The present study demonstrate that ICRSA isolates exhibited resistance to multiple antimicrobial agents as 33% of isolates were resistance to both co-trimoxazole and gentamicin. Previous report showed that 42.86% of ICRSA strains were resistant to co-trimoxazole and 21.43% were resistant to gentamicin26. Gupta et al. found 44.44% of ICRSA strains were resistant to co-trimoxazole, while 27.77% were resistant to gentamicin27. Interestingly, several previous studies documented that all isolated ICRSA strains were sensitive to vancomycin26,27. However, our study revealed that 27% of isolated strains were resistance to vancomycin. This variation in antimicrobial susceptibility of isolated strains might be due to antimicrobial agents treatment policies used in each country28.

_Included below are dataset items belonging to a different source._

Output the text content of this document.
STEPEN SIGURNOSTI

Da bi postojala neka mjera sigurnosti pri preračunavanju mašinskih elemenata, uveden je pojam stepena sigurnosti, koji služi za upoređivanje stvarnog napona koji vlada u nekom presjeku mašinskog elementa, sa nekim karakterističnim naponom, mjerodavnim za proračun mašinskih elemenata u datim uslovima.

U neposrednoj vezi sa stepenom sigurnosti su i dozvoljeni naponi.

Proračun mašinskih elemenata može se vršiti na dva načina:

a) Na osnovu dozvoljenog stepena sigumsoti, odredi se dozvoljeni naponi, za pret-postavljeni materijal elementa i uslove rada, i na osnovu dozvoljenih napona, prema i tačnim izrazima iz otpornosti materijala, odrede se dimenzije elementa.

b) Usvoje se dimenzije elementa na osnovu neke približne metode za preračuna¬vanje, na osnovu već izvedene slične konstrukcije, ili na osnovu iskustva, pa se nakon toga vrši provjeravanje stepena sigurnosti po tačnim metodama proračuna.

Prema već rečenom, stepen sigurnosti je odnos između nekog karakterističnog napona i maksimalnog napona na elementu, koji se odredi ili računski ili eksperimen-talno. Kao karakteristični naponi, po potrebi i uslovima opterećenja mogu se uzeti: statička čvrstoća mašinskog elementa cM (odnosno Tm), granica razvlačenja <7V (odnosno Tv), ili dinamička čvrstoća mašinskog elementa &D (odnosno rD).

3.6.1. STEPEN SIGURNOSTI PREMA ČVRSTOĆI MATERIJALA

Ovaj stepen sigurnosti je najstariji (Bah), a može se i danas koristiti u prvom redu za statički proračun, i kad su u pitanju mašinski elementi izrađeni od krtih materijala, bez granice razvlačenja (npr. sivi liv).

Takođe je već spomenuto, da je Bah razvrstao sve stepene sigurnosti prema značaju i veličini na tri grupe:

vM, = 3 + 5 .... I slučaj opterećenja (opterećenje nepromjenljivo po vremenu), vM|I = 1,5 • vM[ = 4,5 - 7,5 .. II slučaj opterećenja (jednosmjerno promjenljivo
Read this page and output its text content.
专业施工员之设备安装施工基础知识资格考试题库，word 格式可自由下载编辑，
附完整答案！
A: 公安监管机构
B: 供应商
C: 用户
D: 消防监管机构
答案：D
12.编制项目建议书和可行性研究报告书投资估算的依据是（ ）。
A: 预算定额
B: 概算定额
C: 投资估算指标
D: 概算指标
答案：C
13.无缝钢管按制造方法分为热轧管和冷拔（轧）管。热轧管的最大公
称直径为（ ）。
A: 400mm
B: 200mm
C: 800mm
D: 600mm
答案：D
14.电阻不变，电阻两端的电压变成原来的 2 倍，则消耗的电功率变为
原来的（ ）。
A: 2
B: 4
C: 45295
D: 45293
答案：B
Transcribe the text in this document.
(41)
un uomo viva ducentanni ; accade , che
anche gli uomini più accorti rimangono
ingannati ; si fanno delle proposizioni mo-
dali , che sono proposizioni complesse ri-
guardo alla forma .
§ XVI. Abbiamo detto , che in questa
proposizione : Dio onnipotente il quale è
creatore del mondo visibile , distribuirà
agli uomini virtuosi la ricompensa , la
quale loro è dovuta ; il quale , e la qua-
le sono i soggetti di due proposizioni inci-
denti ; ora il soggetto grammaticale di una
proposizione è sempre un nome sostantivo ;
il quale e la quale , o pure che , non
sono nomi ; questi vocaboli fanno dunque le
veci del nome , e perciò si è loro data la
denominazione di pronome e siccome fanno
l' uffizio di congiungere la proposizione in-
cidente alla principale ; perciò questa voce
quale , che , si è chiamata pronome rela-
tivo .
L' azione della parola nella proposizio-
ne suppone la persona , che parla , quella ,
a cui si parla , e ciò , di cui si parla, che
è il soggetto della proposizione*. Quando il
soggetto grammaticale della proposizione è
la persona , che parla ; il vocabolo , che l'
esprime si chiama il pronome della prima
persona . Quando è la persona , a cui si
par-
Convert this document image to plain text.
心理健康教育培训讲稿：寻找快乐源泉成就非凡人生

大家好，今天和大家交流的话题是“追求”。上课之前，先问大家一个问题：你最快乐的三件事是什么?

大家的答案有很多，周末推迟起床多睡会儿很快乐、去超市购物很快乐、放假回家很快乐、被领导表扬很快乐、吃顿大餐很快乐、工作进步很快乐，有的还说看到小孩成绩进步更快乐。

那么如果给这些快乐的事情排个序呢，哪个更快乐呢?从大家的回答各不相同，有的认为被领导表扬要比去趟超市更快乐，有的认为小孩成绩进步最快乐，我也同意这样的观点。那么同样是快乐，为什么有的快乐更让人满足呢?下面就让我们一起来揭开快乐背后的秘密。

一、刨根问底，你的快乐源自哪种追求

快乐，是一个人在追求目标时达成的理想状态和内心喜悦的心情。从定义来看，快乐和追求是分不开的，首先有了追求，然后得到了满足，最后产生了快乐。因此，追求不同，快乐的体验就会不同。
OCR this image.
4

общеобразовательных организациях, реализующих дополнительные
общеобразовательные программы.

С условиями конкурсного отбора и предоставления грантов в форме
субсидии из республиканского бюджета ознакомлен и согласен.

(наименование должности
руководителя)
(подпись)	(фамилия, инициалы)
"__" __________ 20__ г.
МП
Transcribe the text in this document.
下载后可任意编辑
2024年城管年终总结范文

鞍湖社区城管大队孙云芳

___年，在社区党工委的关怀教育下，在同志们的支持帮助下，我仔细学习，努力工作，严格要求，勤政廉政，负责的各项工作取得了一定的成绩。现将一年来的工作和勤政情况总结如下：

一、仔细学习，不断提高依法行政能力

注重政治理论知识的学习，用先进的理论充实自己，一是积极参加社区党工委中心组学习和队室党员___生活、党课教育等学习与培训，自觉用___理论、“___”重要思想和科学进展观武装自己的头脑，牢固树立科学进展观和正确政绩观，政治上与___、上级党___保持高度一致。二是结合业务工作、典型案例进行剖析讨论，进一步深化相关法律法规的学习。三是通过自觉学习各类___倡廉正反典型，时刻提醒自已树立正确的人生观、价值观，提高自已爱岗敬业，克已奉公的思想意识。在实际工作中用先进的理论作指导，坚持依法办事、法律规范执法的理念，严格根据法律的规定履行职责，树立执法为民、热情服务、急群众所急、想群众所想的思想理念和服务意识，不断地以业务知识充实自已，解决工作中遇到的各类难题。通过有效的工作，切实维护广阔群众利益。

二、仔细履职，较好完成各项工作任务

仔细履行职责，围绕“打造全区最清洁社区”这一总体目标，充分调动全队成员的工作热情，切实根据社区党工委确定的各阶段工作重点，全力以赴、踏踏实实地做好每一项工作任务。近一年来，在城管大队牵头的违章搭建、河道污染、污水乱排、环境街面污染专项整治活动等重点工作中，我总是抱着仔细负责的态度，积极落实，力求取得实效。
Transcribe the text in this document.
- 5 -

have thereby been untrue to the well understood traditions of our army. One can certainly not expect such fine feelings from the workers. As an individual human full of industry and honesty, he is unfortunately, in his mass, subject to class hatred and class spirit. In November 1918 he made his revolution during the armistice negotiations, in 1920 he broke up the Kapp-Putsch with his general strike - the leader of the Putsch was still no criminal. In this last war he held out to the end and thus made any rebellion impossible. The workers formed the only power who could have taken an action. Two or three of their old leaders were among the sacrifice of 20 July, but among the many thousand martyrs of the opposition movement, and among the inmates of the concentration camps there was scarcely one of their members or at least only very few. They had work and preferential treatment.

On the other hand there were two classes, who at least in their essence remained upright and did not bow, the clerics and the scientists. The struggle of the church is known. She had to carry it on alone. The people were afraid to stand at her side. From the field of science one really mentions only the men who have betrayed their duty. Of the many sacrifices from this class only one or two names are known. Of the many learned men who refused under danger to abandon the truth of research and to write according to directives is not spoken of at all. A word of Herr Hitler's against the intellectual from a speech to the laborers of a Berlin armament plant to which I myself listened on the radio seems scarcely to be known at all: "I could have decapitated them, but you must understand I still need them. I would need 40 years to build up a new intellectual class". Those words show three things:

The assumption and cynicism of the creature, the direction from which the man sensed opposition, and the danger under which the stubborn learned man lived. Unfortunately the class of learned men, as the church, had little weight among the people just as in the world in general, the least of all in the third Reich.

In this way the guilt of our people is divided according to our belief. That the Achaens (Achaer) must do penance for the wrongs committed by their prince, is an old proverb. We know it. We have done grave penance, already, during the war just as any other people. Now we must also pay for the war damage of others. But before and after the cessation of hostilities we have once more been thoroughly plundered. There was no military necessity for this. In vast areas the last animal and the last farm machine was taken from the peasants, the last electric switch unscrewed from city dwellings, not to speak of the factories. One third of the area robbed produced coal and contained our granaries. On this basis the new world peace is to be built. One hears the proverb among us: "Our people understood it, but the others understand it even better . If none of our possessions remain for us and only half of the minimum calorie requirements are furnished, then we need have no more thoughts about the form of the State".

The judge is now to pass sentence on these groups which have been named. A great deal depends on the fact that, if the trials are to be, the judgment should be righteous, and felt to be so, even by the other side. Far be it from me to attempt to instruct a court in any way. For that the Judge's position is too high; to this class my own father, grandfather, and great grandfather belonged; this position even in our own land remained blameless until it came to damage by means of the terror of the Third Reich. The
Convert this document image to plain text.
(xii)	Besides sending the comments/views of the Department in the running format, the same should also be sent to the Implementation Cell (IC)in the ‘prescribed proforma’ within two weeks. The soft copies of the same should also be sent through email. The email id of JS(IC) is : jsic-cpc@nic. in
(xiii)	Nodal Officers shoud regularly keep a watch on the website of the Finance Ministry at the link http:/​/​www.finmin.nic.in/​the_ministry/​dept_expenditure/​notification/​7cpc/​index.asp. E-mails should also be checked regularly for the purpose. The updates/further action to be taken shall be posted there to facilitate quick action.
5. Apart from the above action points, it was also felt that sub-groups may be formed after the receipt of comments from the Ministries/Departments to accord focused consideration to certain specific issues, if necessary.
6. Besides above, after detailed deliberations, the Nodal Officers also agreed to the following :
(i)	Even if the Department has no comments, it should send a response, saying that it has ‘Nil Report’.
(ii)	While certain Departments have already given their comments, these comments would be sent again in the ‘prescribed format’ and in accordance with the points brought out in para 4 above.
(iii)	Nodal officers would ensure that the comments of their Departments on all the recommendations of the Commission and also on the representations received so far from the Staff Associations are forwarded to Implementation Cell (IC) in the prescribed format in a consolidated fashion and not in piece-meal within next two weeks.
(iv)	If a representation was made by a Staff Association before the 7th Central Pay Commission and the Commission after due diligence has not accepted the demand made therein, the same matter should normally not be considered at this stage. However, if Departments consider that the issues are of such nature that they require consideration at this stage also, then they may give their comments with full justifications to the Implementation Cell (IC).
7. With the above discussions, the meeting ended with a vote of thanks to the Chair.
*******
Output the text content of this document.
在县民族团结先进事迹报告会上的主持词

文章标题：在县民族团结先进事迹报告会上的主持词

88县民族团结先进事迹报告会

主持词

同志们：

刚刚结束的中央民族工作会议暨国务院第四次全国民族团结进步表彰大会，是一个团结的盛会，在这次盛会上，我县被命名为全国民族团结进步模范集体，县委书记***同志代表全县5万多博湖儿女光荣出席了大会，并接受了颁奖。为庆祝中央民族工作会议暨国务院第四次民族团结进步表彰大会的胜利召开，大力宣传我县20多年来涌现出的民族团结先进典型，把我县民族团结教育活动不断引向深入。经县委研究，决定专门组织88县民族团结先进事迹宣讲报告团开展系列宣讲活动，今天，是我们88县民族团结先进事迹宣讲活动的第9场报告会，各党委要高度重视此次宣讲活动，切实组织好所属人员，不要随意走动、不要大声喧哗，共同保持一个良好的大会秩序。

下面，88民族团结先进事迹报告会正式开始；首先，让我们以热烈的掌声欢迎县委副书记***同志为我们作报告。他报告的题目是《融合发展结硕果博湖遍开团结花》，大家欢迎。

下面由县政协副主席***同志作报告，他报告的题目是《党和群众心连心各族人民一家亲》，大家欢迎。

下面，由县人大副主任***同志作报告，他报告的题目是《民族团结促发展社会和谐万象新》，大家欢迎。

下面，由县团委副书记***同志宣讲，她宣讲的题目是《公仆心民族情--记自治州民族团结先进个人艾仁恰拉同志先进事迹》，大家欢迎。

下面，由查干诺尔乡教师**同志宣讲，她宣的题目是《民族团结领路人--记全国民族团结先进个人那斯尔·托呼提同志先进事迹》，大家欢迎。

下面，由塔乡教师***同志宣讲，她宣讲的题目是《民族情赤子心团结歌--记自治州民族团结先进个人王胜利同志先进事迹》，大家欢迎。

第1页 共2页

In summary the present study revealed that MRSA strains was account nearly a half of clinical of isolates, which need more attention by implementing and continuous improving hospitals infection control protocol. In addition, we found that the inducible clindamycin resistance strains were frequent within both MRSA and MSSA strains, therefore, the D test must be implemented as routine susceptibility test to prevent clindamycin treatment failure.

Declarations

Acknowledgements
We are grateful to the staff of Soba University Hospital, Al-Ribat University, Fedail Hospital and Yastabshiroon Hospital for assisting in data collection.

Conflict of Interest
The authors declares that there is no conflict of interest.

Author’s Contribution
All authors listed have made a substantial, direct and intellectual contribution to the work, and approved it for publication.

Funding
None.

Data Availability
All datasets generated or analyzed during this study are included in the manuscript.

Ethics Statement
This study does not contain any studies performed within human participants or animals.